Rather, it comes from LendEDU, a Delaware-based start-up launched by debt-saddled millennnials that has created a clearinghouse for refinancing student loans.
The firm polled 500 millennials actively saving for retirement. A little less than half were working with an investment advisor. And only a quarter was enrolled on a robo-advisor platform.
The reasons for low robo enrollment varied. Of those not enrolled in a robo-advisory service, 62 percent said they didn’t know what robo-advice is.
But the survey also revealed considerable suspicion over automated investing. Two-thirds said robo-advisors were more likely to lose their money, compared to 38 percent that said a human advisor was.
The study also showed millennials value human advisors in spite of their higher costs—nearly 70 percent said a human advisor would deliver a higher return on investment, compared to 31 percent that said as much of robos.
“Millennials will hand over their trust to technology when they need directions, the weather, or the answer to 5,678 x 75,003, but not when they are looking to turn $10,000 into $100,000 via Wall Street,” the report says.
Robo-advisor platforms market user experience along with access to lower-cost investment advice.
So far, that messaging isn’t synching with millennials. About 54 percent that work with human advisors said getting started on a savings path was easy.

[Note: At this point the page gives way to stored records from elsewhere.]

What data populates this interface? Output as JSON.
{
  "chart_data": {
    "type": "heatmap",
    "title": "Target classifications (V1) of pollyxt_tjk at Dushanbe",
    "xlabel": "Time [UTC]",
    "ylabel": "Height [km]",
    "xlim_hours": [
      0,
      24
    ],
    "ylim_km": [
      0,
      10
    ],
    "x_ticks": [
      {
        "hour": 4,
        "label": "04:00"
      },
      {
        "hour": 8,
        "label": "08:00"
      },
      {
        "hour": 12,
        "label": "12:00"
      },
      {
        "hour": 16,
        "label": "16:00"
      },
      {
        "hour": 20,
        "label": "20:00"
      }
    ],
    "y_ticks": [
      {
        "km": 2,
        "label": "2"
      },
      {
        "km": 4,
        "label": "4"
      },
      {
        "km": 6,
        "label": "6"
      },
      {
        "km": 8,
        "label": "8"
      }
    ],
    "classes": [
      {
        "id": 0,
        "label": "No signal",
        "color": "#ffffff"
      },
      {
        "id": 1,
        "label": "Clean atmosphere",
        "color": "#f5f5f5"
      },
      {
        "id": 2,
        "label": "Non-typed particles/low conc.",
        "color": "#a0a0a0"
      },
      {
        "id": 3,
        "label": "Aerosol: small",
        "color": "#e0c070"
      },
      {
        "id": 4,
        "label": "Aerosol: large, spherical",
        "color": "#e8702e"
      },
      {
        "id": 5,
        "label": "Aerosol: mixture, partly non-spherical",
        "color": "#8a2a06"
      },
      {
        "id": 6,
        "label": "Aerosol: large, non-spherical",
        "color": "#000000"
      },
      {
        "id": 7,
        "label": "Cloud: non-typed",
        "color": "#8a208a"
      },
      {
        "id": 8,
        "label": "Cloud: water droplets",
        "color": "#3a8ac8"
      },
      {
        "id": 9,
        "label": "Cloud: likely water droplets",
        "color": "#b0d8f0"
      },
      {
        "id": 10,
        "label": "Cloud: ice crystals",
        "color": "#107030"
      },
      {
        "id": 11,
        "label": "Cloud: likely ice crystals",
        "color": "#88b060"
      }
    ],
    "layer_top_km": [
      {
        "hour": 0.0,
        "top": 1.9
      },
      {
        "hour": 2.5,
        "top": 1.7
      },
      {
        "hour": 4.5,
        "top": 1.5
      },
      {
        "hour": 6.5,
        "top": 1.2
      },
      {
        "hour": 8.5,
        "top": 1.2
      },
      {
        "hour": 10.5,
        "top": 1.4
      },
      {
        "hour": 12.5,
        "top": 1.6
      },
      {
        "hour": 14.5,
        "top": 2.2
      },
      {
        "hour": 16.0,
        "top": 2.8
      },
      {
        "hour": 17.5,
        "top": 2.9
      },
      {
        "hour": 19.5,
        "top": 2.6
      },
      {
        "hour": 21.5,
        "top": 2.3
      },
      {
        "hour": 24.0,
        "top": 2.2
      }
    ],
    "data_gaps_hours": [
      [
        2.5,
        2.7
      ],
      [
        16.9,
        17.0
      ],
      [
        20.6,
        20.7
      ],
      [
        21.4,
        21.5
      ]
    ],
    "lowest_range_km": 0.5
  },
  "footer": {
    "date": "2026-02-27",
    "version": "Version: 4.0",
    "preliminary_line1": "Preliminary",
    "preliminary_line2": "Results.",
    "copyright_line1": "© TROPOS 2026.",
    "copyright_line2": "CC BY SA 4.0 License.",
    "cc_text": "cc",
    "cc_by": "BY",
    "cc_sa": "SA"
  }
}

But only 38 percent said their robo platforms made it easy to get started.
About 28 percent of robo users said they preferred automated investing because of 24-hour, seven-day a week access to advice.
Of those not working with an advisor, 37 percent said they couldn’t afford the fees; another 28 percent said the human advice wasn’t worth the cost.
About four in 10 characterized hiring an advisor as an intimidating experience: 33 percent said they were not sure where to hire an advisor; 29 percent said they feared being scammed; and 23 percent feared being overcharged.